Deze drie gegevens vormen de zogenoemde basisinformatie op grond waarvan wordt vastgesteld of de betrokkene tot de doelgroep van het minderhedenbeleid moet worden gerekend.

 

De uitgangspunten die aan de modelclassificatie ten grondslag liggen zijn de volgende:

 

1              Achterstandsperspectief.

De voorbeeldclassificatie gaat uit van het gegeven dat het beleid zich richt op groeperingen die zich in overwegende mate in een achterstandspositie ten opzichte van autochtone Nederlanders bevinden. Daarom wordt in de classificatie, wat betreft de volledigheid van de identificatie van groeperingen, prioriteit gegeven aan de identificatie van achterstandsgroepen.

Dit betekent dat (geboorte)landen worden ondergebracht in een aantal categorieën. Daarbij vindt toedeling plaats aan de hand van de kansen die personen uit de desbetreffende categorieën in Nederland hebben.
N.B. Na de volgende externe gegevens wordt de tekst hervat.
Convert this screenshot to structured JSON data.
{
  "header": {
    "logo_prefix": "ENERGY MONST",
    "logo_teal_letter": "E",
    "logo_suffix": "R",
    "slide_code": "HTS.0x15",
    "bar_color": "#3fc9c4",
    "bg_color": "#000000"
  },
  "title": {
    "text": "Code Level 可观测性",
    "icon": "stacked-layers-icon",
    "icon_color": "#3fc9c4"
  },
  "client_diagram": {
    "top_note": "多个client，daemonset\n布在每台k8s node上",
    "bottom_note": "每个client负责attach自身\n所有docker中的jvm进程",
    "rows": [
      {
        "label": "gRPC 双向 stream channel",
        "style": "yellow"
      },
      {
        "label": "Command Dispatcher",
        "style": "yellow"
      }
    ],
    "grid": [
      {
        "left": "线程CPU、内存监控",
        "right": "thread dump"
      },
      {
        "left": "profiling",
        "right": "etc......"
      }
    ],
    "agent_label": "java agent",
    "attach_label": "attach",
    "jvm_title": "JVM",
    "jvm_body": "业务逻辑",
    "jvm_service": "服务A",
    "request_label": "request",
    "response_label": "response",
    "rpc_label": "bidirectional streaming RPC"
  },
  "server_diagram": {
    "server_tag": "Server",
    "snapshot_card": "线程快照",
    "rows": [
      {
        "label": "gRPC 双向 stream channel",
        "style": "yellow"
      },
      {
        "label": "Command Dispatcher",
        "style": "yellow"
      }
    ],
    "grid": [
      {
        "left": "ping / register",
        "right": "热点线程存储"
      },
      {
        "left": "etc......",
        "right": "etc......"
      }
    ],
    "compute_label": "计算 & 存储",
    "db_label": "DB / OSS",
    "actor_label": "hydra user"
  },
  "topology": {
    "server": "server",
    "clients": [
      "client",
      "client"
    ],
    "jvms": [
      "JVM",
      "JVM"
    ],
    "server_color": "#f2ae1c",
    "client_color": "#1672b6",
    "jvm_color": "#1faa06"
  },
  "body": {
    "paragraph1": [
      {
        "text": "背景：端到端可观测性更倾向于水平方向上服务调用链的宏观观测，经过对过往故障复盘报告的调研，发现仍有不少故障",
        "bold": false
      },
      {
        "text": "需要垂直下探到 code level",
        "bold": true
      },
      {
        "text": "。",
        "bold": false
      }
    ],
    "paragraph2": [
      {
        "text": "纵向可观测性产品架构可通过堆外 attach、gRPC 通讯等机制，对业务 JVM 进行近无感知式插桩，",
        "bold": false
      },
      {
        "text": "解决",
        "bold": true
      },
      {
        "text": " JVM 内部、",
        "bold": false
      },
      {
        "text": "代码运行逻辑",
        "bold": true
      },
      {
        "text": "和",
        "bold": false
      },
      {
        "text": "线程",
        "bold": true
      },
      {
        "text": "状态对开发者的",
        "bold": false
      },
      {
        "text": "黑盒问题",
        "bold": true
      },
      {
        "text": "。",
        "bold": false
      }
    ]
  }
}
De landenindeling waarmee wordt gewerkt bij de classificatie is de volgende:

A1        Nederland

A2        Overige rijke landen, die geen onderwerp zijn van achterstandsbeleid (Noordwest-Europa; Noord‑Amerika; Austral­ië; Nieuw-Zeeland; Japan, inclusief het voormalige

Nederlands-Indië)

B          Overige landen, die potentieel doelgroep zijn van achterstandsbeleid (Oost‑Europa; Zuid‑Europa; Azië; Midden‑ en Zuid‑Amerika; Afrika).

 

2.         Neutraliteit.

De classificatie dient algemeen bruikbaar te zijn. Dit betekent dat de classificatie niet is toegesneden op tijd‑ en plaatsgebonden doel-groepomschrijvingen van hetzij het landelijke, hetzij een gemeentelijk minderhedenbeleid. Gestreefd wordt naar een 'neutrale' telling, die in uiteenlopende situaties bruikbaar is.  Dit leidt ertoe dat verschillende achterstandscategorieën hetzelfde gewicht hebben tijdens de classificatie. Bij deze werkwijze is er, althans wat dit aspect betreft, geen systematische vertekening in de omvang van de verschillende etnische groeperingen. Deze verschillen treden wel op indien ook binnen categorie B prioriteit zou worden gegeven aan bijvoorbeeld een subcategorie B1 die de doelgroepen van het landelijke minderhedenbeleid bevat.

 

3.         Prioriteitsvolgorde.

Bij de classificatie wordt gebruik gemaakt van drie verschillende identificatiecriteria (GLP, GLM, GLV), die in uiteenlopende combinaties kunnen voorkomen. In veel gevallen zal dat niet tot problemen leiden en ligt het classificatieresultaat voor de hand: wanneer de drie  geboortelanden overeenstemmen is het evident dat classificatie in de desbetreffende categorie plaatsvindt. In een aantal gevallen is het  resultaat echter minder vanzelfsprekend en zullen min of meer arbitraire keuzen moeten worden gemaakt ten aanzien van het onderlinge gewicht van de uiteenlopende identificatiecriteria.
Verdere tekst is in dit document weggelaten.